One of the world’s leading cancer researchers and deputy director of the National Cancer Institute (NCI) described Wake Forest Baptist Health’s Comprehensive Cancer Center as uniquely positioned to make an impact in cancer care and research.
“I would say, it’s the right size,” said Douglas R. Lowy, MD, whose research helped create a highly effective vaccine against human papillomavirus (HPV). “It’s big enough to be a Comprehensive Cancer Center, but it’s small enough to be nimble, for people to know each other and to work together.”
The NCI designates select cancer centers in America as “Comprehensive” for meeting the highest possible standards for patient care and research. Wake Forest Baptist is the only NCI-designated Cancer Center in western North Carolina and the highest ranked in the state in the most recent rankings compiled by U.S. News & World Report.

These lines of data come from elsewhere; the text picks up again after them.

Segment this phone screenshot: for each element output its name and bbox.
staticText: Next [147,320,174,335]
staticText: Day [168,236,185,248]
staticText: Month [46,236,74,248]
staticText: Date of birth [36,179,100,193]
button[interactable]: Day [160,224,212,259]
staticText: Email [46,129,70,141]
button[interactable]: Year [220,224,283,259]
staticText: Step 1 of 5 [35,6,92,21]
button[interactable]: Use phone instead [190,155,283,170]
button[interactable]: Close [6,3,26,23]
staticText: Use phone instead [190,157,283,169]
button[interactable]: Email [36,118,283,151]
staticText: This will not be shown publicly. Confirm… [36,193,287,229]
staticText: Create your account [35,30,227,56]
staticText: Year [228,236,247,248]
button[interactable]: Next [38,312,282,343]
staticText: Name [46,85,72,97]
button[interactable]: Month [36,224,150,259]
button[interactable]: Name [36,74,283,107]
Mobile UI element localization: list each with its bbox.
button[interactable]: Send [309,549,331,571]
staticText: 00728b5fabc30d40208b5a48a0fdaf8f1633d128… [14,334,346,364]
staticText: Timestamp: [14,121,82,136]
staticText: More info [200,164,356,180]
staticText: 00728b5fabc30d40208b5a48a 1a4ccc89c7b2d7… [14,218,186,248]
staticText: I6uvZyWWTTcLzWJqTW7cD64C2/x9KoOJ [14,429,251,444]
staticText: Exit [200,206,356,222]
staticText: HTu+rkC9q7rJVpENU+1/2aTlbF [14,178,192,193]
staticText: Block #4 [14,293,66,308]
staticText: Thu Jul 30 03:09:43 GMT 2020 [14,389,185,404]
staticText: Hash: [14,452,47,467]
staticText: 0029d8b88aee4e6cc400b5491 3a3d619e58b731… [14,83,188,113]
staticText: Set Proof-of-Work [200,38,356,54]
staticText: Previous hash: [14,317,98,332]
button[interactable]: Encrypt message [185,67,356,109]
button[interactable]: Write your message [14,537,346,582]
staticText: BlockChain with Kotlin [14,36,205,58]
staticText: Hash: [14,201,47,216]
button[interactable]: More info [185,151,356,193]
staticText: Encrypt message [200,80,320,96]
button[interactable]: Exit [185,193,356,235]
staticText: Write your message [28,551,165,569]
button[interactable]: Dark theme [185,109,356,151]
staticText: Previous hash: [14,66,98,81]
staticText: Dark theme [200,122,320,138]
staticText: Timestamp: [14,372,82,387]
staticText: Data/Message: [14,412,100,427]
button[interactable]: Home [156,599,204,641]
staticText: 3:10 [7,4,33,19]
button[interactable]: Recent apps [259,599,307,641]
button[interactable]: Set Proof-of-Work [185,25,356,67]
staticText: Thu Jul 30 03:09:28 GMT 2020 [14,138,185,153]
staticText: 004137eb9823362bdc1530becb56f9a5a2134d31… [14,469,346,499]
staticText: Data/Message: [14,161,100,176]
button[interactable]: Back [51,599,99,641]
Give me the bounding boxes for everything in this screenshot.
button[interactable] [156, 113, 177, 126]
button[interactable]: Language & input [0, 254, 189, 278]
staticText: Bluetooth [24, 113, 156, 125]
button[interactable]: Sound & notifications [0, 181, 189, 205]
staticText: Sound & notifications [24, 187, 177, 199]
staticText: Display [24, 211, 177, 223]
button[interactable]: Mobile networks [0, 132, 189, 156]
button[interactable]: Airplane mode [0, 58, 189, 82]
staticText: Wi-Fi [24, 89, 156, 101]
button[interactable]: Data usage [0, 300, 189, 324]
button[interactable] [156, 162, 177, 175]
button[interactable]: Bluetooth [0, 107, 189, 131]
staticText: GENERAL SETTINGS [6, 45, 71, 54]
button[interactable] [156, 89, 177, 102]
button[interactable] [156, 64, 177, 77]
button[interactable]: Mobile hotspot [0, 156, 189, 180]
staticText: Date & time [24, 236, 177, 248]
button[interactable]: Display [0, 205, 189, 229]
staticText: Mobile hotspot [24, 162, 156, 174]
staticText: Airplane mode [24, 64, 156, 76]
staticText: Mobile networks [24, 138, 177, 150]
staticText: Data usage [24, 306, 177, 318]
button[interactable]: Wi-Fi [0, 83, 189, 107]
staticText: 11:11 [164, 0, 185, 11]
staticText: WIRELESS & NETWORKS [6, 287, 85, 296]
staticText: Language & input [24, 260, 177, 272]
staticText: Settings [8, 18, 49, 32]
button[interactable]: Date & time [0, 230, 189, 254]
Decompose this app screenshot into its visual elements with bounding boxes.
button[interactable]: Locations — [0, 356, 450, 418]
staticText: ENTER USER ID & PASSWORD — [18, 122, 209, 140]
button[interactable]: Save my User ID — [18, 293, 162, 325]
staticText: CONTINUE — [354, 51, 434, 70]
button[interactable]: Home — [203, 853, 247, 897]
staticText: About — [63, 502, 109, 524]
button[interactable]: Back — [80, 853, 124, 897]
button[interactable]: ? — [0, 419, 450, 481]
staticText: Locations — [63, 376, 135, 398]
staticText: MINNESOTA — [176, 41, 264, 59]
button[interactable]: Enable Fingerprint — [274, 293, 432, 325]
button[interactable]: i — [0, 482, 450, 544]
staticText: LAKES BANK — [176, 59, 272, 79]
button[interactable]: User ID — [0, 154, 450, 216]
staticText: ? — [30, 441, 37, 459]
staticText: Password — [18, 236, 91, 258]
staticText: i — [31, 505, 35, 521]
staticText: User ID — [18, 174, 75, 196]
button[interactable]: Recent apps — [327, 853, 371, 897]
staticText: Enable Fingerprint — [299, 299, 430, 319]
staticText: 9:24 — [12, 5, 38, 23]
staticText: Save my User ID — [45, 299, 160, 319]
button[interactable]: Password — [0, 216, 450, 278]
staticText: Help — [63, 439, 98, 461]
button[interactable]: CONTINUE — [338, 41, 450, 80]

Lowy visited Wake Forest Baptist Health to deliver the 12th annual Deal Lecture on March 8. He also met with members of the community in a forum at Graylyn International Conference Center, with faculty and students at Wake Forest School of Medicine, and with researchers at the Comprehensive Cancer Center.
He discussed the work that led to the HPV vaccine and shared observations from his career of more than 40 years.
Lowy also serves as chief of the Laboratory of Cellular Oncology in the NCI’s Center for Cancer Research and is a member of the National Academy of Sciences and its Institute of Medicine. His laboratory, in close collaboration with John T. Schiller, PhD, worked to develop and test the preventive virus-like, particle-based HPV vaccines that are now used in three vaccines approved by the U.S. Food and Drug Administration for HPV.
“The HPV vaccine makes it possible for the first time to think about primary prevention of all the different cancers that are caused by human papillomavirus infection,” Lowy said. “Luckily, the vaccine works very well, and it’s highly protective.”
Since 2006, when the first of those vaccines was licensed, the vaccine has proven particularly effective in preventing development of cervical cancer as well as other cancers associated with HPV infection.
Currently, the vaccine is delivered through multiple doses, and researchers are working to find ways for one dose of the vaccine to produce the same long-term protection. Having a single dose could be transformative, particularly in the developing world, where cervical and other HPV-associated cancers are “a very big problem.”
“There certainly has been underutilization of the vaccine in the United States, but every year, there is an increase of 3 or 4 percent of uptake,” he said. “My guess is in the next few years, we will be over 70 percent of uptake and at full vaccination, especially if one dose turns out to work. It not only will save the United States hundreds of millions of dollars every year, but the implementation should go up substantially because it’s far easier to give just one than to give several doses.”
Lowy’s work with Schiller spans more than 30 years, and they have shared several awards, including the National Medal of Technology and Innovation from President Barack Obama in 2014 and the 2017 Lasker-DeBakey Clinical Medical Research Award, which is considered the country’s most prestigious honor for biomedical research.
“It’s been a real cooperative venture,” Lowy said. “We’ve really done all of this together. John and I were very lucky to be in the right place at the right time. Research is not done by individuals or by two people; it’s done by a group, really a community.”